Spain has been chosen as the preferred region for the project. Are there plans to expand it to other countries such as Italy, Portugal or France? What kind of characteristics should an ideal location for big green hydrogen projects have? Is the presence of a close industrial demand for hydrogen necessary? Will the produced hydrogen also be shipped to markets outside Europe?

It is a resource play. If you look for oil, you should opt for the Permian basin rather than the Paris region, which does produce tiny volumes. When it comes to solar you want 2,000 kWh/kW and plenty of available land. Only two European countries meet these requirements: Spain and Portugal, and possibly some parts of South Italy. France is handicapped by a significantly lower resource and nightmarish permitting procedures. The availability of very cheap pipeline transport means you can have thousands of kilometers between production and usage. German industrial giants already know they are going to thrive with Spanish and Tunisian hydrogen from large, low-environmental impact sites. Europe as a whole will not export and it will remain a significant importer — just as is the case for oil and gas today.

You recently stated that the consortium will begin selling hydrogen in September 2022. What kind of prices and sales volumes can we expect for this time? How many of these first attempts will rely on existing gas infrastructure?

The market, always the market. We are targeting a €1.5/kg sales price from the first day, because this is what customers demand in the industry for chemicals, refining, steel, cement, the energy sector for power and heat, and mobility for shipping and trucking fuel. It is a binary commodity play. If you can reach market price, there is no limit to what you can sell. If you are above the market, nobody will buy from you. We will start injecting in the gas grid and market our product with guarantees of origin, and move to dedicated hydrogen pipes as soon as they are ready. We expect to cross the 20,000 t/y mark in early 2024 and ramp up to 500,000 t/y two years later.

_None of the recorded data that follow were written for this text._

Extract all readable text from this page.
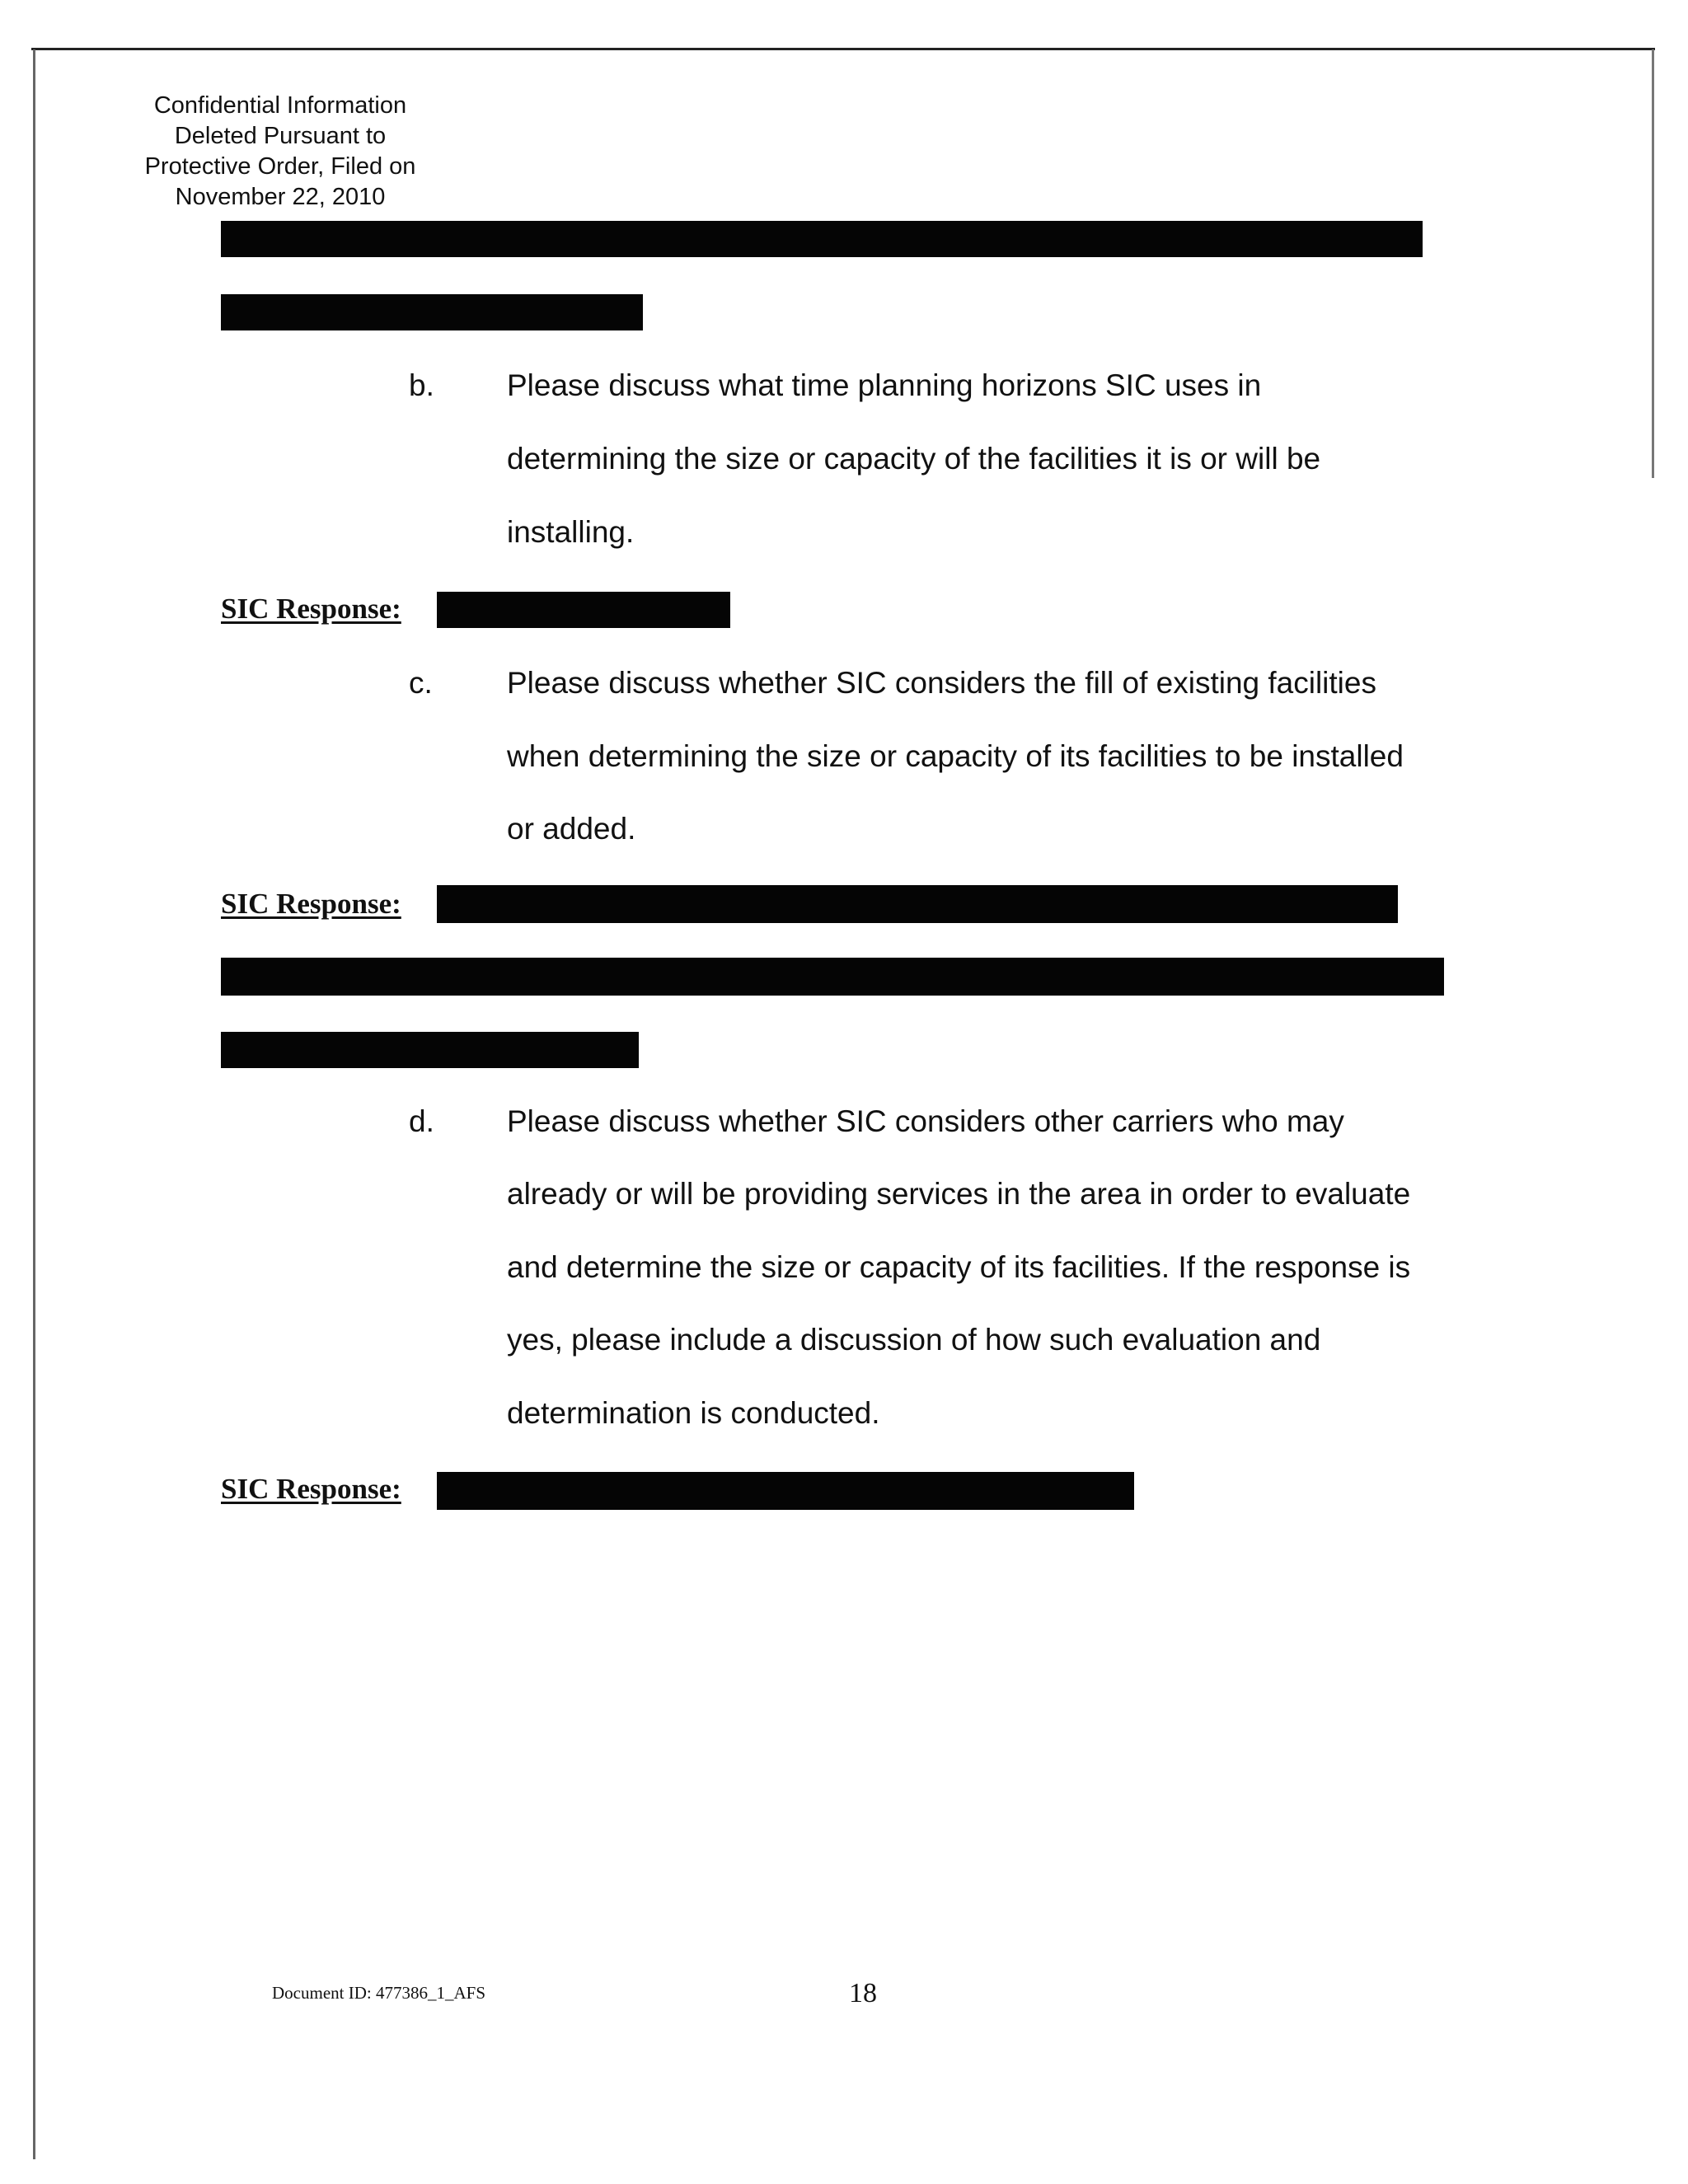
Confidential Information
Deleted Pursuant to
Protective Order, Filed on
November 22, 2010
b. Please discuss what time planning horizons SIC uses in
determining the size or capacity of the facilities it is or will be
installing.
SIC Response:
c. Please discuss whether SIC considers the fill of existing facilities
when determining the size or capacity of its facilities to be installed
or added.
SIC Response:
d. Please discuss whether SIC considers other carriers who may
already or will be providing services in the area in order to evaluate
and determine the size or capacity of its facilities. If the response is
yes, please include a discussion of how such evaluation and
determination is conducted.
SIC Response:
Document ID: 477386_1_AFS	18
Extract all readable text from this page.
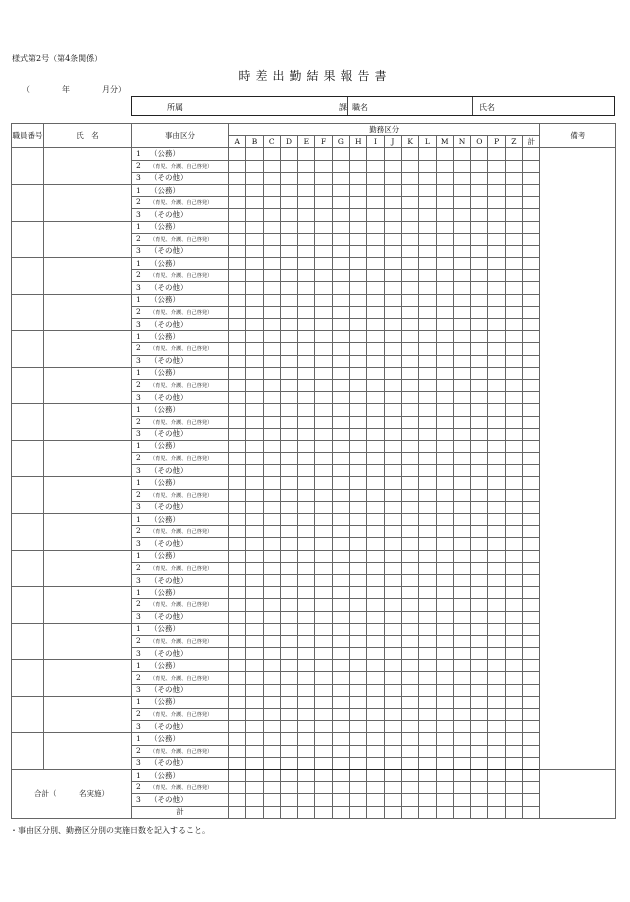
様式第2号（第4条関係）
時差出勤結果報告書
（　　　　年　　　　月分）
所属	課 職名	氏名
職員番号	氏　名	事由区分	勤務区分																		備考
			A	B	C	D	E	F	G	H	I	J	K	L	M	N	O	P	Z	計	
		1 （公務）																			
		2 （育児、介護、自己啓発）																			
		3 （その他）																			
		1 （公務）																			
		2 （育児、介護、自己啓発）																			
		3 （その他）																			
		1 （公務）																			
		2 （育児、介護、自己啓発）																			
		3 （その他）																			
		1 （公務）																			
		2 （育児、介護、自己啓発）																			
		3 （その他）																			
		1 （公務）																			
		2 （育児、介護、自己啓発）																			
		3 （その他）																			
		1 （公務）																			
		2 （育児、介護、自己啓発）																			
		3 （その他）																			
		1 （公務）																			
		2 （育児、介護、自己啓発）																			
		3 （その他）																			
		1 （公務）																			
		2 （育児、介護、自己啓発）																			
		3 （その他）																			
		1 （公務）																			
		2 （育児、介護、自己啓発）																			
		3 （その他）																			
		1 （公務）																			
		2 （育児、介護、自己啓発）																			
		3 （その他）																			
		1 （公務）																			
		2 （育児、介護、自己啓発）																			
		3 （その他）																			
		1 （公務）																			
		2 （育児、介護、自己啓発）																			
		3 （その他）																			
		1 （公務）																			
		2 （育児、介護、自己啓発）																			
		3 （その他）																			
		1 （公務）																			
		2 （育児、介護、自己啓発）																			
		3 （その他）																			
		1 （公務）																			
		2 （育児、介護、自己啓発）																			
		3 （その他）																			
		1 （公務）																			
		2 （育児、介護、自己啓発）																			
		3 （その他）																			
		1 （公務）																			
		2 （育児、介護、自己啓発）																			
		3 （その他）																			
合計（　　　名実施）		1 （公務）																			
		2 （育児、介護、自己啓発）																			
		3 （その他）																			
		計																			
・事由区分別、勤務区分別の実施日数を記入すること。
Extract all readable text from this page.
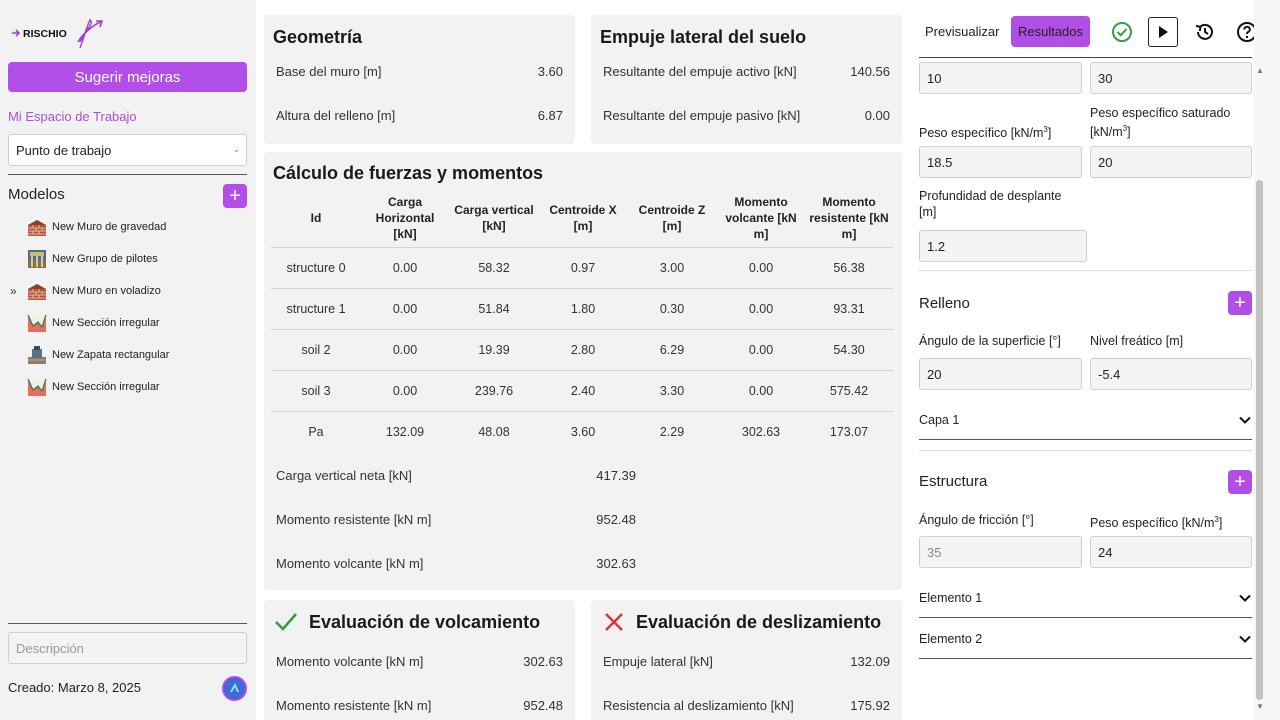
RISCHIO
Sugerir mejoras
Mi Espacio de Trabajo
Punto de trabajo	⌄
Modelos	+
New Muro de gravedad
New Grupo de pilotes
»	New Muro en voladizo
New Sección irregular
New Zapata rectangular
New Sección irregular
Descripción
Creado: Marzo 8, 2025
Geometría
Base del muro [m]	3.60
Altura del relleno [m]	6.87
Empuje lateral del suelo
Resultante del empuje activo [kN]	140.56
Resultante del empuje pasivo [kN]	0.00
Cálculo de fuerzas y momentos
Id	Carga Horizontal [kN]	Carga vertical [kN]	Centroide X [m]	Centroide Z [m]	Momento volcante [kN m]	Momento resistente [kN m]
structure 0	0.00	58.32	0.97	3.00	0.00	56.38
structure 1	0.00	51.84	1.80	0.30	0.00	93.31
soil 2	0.00	19.39	2.80	6.29	0.00	54.30
soil 3	0.00	239.76	2.40	3.30	0.00	575.42
Pa	132.09	48.08	3.60	2.29	302.63	173.07
Carga vertical neta [kN]	417.39
Momento resistente [kN m]	952.48
Momento volcante [kN m]	302.63
Evaluación de volcamiento
Momento volcante [kN m]	302.63
Momento resistente [kN m]	952.48
Evaluación de deslizamiento
Empuje lateral [kN]	132.09
Resistencia al deslizamiento [kN]	175.92
Previsualizar	Resultados
10	30
Peso específico $[kN/m^3]$
Peso específico saturado $[kN/m^3]$
18.5	20
Profundidad de desplante [m]
1.2
Relleno	+
Ángulo de la superficie [°] Nivel freático [m]
20	-5.4
Capa 1
Estructura	+
Ángulo de fricción [°]	Peso específico $[kN/m^3]$
35	24
Elemento 1
Elemento 2
▲
▼
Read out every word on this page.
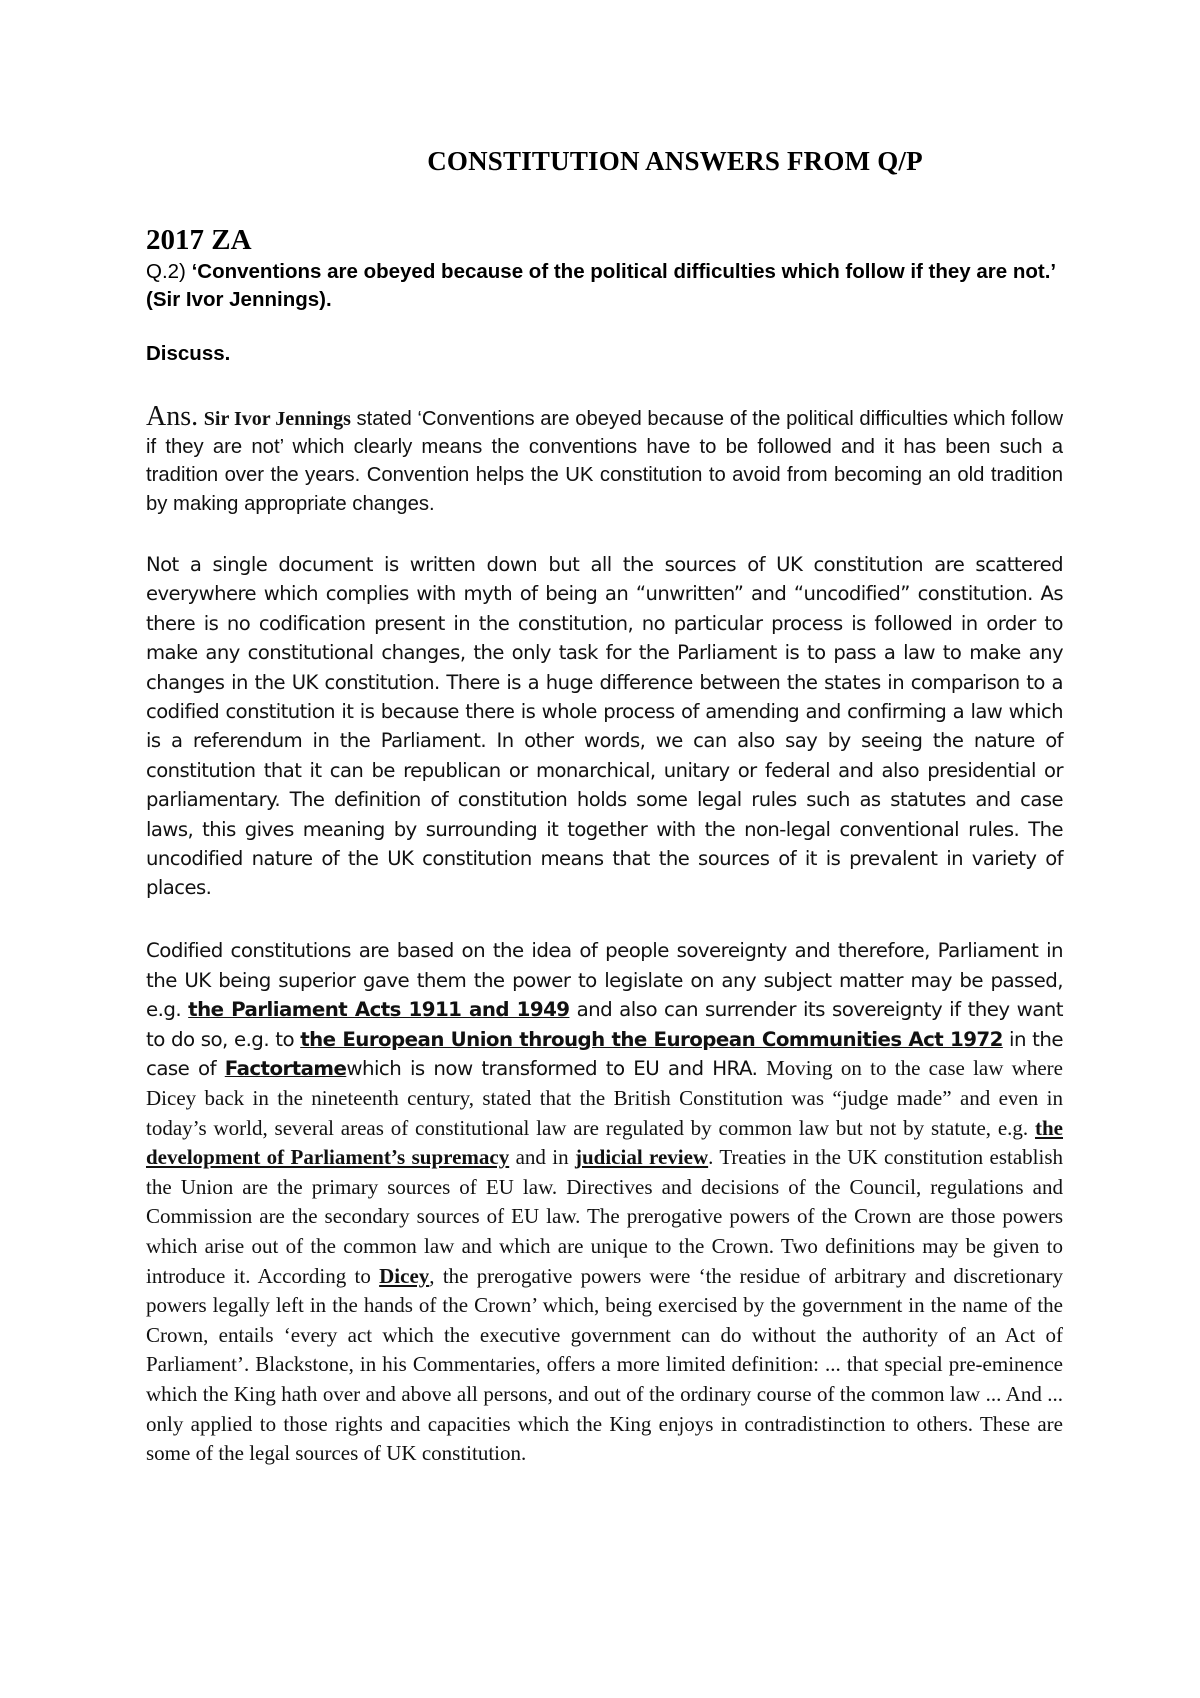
CONSTITUTION ANSWERS FROM Q/P
2017 ZA
Q.2) ‘Conventions are obeyed because of the political difficulties which follow if they are not.’ (Sir Ivor Jennings).
Discuss.
Ans. Sir Ivor Jennings stated ‘Conventions are obeyed because of the political difficulties which follow if they are not’ which clearly means the conventions have to be followed and it has been such a tradition over the years. Convention helps the UK constitution to avoid from becoming an old tradition by making appropriate changes.
Not a single document is written down but all the sources of UK constitution are scattered everywhere which complies with myth of being an “unwritten” and “uncodified” constitution. As there is no codification present in the constitution, no particular process is followed in order to make any constitutional changes, the only task for the Parliament is to pass a law to make any changes in the UK constitution. There is a huge difference between the states in comparison to a codified constitution it is because there is whole process of amending and confirming a law which is a referendum in the Parliament. In other words, we can also say by seeing the nature of constitution that it can be republican or monarchical, unitary or federal and also presidential or parliamentary. The definition of constitution holds some legal rules such as statutes and case laws, this gives meaning by surrounding it together with the non-legal conventional rules. The uncodified nature of the UK constitution means that the sources of it is prevalent in variety of places.
Codified constitutions are based on the idea of people sovereignty and therefore, Parliament in the UK being superior gave them the power to legislate on any subject matter may be passed, e.g. the Parliament Acts 1911 and 1949 and also can surrender its sovereignty if they want to do so, e.g. to the European Union through the European Communities Act 1972 in the case of Factortamewhich is now transformed to EU and HRA. Moving on to the case law where Dicey back in the nineteenth century, stated that the British Constitution was “judge made” and even in today’s world, several areas of constitutional law are regulated by common law but not by statute, e.g. the development of Parliament’s supremacy and in judicial review. Treaties in the UK constitution establish the Union are the primary sources of EU law. Directives and decisions of the Council, regulations and Commission are the secondary sources of EU law. The prerogative powers of the Crown are those powers which arise out of the common law and which are unique to the Crown. Two definitions may be given to introduce it. According to Dicey, the prerogative powers were ‘the residue of arbitrary and discretionary powers legally left in the hands of the Crown’ which, being exercised by the government in the name of the Crown, entails ‘every act which the executive government can do without the authority of an Act of Parliament’. Blackstone, in his Commentaries, offers a more limited definition: ... that special pre-eminence which the King hath over and above all persons, and out of the ordinary course of the common law ... And ... only applied to those rights and capacities which the King enjoys in contradistinction to others. These are some of the legal sources of UK constitution.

Is the consortium hoping that favorable regulatory frameworks and some sort of incentives will be given to hydrogen? What kind of conditions should be created by policymakers to make projects like HyDeal succeed?

The hydrogen industry is a zero-carbon copycat of the oil industry. Upstream, midstream and downstream is the way to go. We are highly confident that both ends of the value chain can take care of themselves. The key issue is the midstream, this means transmission and storage. We need governments and regulators to implement proper regulatory frameworks to allow investment decisions in repurposing and expanding existing pipes and underground caverns to be made ASAP. Seeing how this issue is seriously taken up by the European Commission, certain governments, especially the German one, and gas transmission operators across Europe, I am quite optimistic!